System Design and Architecture: Overseeing the design and architecture of reliable systems, ensuring scalability, fault tolerance, and high availability.
Incident Management: Coordinating response to incidents, conducting post-mortems, and implementing measures to prevent recurrence. JIRA Knowledge must monitor and Performance: Setting up and maintaining monitoring tools and dashboards to track system performance and detect issues proactively.
Automation: Developing and promoting automation for repetitive tasks to reduce human error and improve efficiency. AI/ML Automation experience is preferrable
Collaboration: Working closely with development, operations, and other cross-functional teams to ensure smooth integration and deployment of new features.
Capacity Planning: Analyzing system capacity and planning for future growth to ensure the infrastructure can handle increased demand. SLA/SLO Management: Defining and managing Service Level Agreements (SLAs) and Service Level Objectives (SLOs) to meet business requirements.
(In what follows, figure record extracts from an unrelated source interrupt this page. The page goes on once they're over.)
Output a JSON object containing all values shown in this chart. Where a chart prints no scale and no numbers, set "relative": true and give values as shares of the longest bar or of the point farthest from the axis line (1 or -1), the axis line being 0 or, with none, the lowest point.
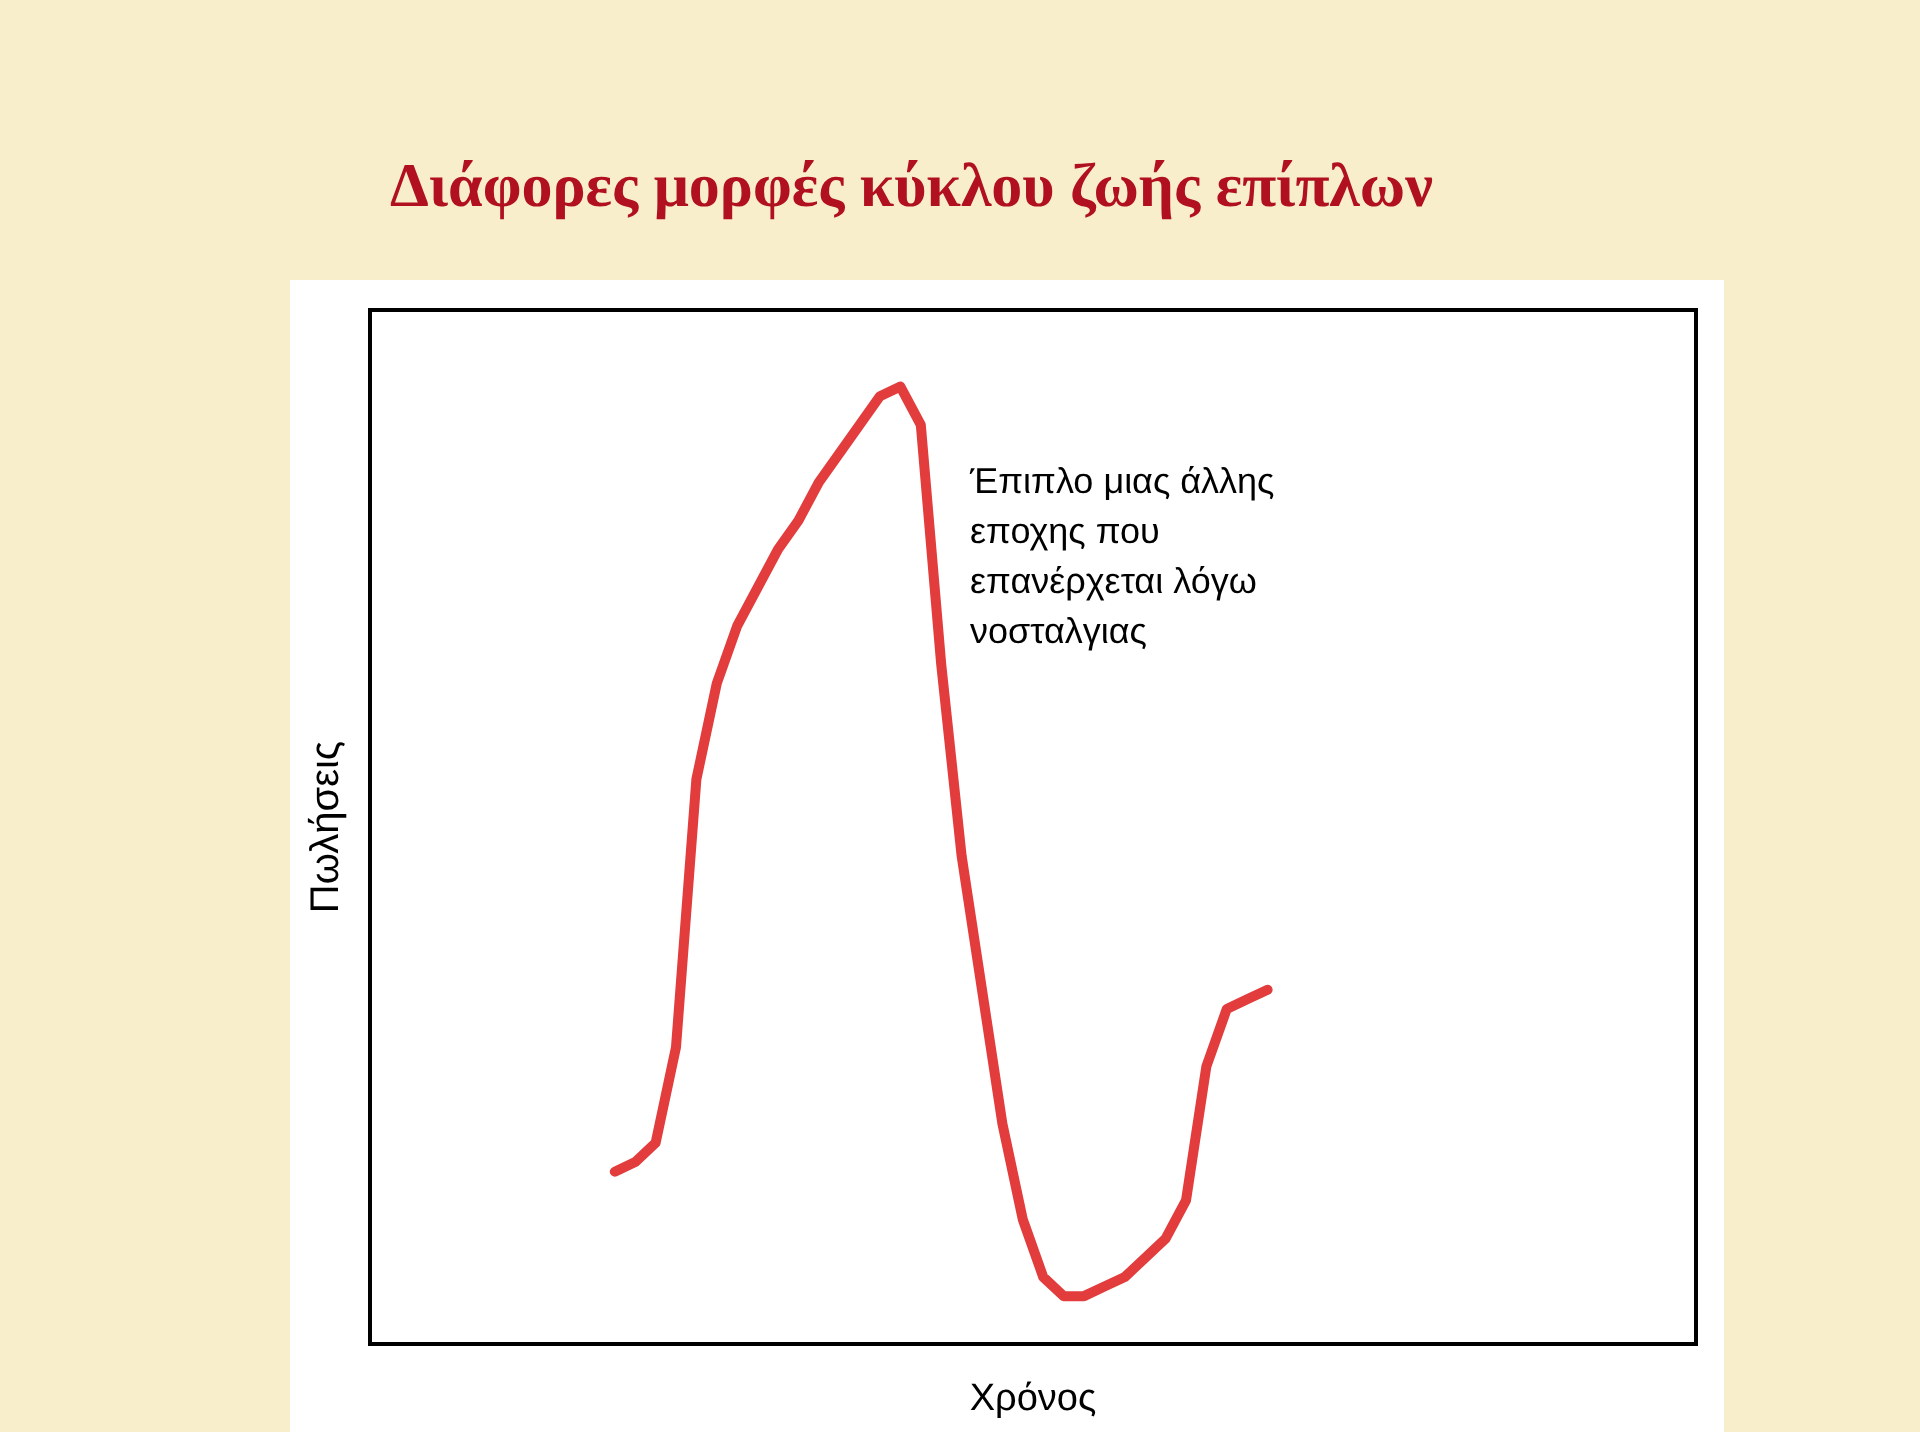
{
  "chart_data": {
    "type": "line",
    "title": "Διάφορες μορφές κύκλου ζωής επίπλων",
    "xlabel": "Χρόνος",
    "ylabel": "Πωλήσεις",
    "annotations": [
      "Έπιπλο μιας άλλης εποχης που επανέρχεται λόγω νοσταλγιας"
    ],
    "relative": true,
    "line_style": "solid",
    "categories": [
      null,
      null,
      null,
      null,
      null,
      null,
      null,
      null,
      null,
      null,
      null,
      null,
      null,
      null,
      null,
      null,
      null,
      null,
      null,
      null,
      null,
      null,
      null,
      null,
      null,
      null,
      null,
      null,
      null,
      null,
      null,
      null,
      null,
      null,
      null,
      null,
      null,
      null,
      null,
      null,
      null,
      null,
      null,
      null,
      null,
      null,
      null,
      null,
      null,
      null,
      null,
      null,
      null,
      null,
      null,
      null,
      null,
      null,
      null,
      null,
      null,
      null,
      null,
      null,
      null,
      null
    ],
    "series": [
      {
        "color": "#e23c3c",
        "values": [
          null,
          null,
          null,
          null,
          null,
          null,
          null,
          null,
          null,
          null,
          null,
          null,
          0.18,
          0.19,
          0.21,
          0.31,
          0.59,
          0.69,
          0.75,
          0.79,
          0.83,
          0.86,
          0.9,
          0.93,
          0.96,
          0.99,
          1,
          0.96,
          0.71,
          0.51,
          0.37,
          0.23,
          0.13,
          0.07,
          0.05,
          0.05,
          0.06,
          0.07,
          0.09,
          0.11,
          0.15,
          0.29,
          0.35,
          0.36,
          0.37,
          null,
          null,
          null,
          null,
          null,
          null,
          null,
          null,
          null,
          null,
          null,
          null,
          null,
          null,
          null,
          null,
          null,
          null,
          null,
          null,
          null
        ]
      }
    ]
  }
}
Continuous Improvement: Identifying areas for improvement in system reliability and performance and driving initiatives to address them. Documentation: Ensuring proper documentation of systems, processes, and incident responses to maintain knowledge sharing and consistency.
Example Daily Activities: Reviewing system performance metrics and addressing any anomalies.
Leading incident response calls and coordinating with relevant teams.
Meeting with stakeholders to discuss reliability goals and progress.
Developing scripts and automation tools for system maintenance tasks.
Conducting training sessions for team members on best practices.
Planning and executing system upgrades and infrastructure improvements.
Knowledge on DevOps tools GIT Lab is plus and should know more on managing CI/CD Pipelines Experience with Incident Management Tools.
Experience in Kubernetes, understanding of Operating Systems and Databases Experience working with Jira, Gitlab, Version Control Tools. Work shift time 1.30PM- 10.30PM.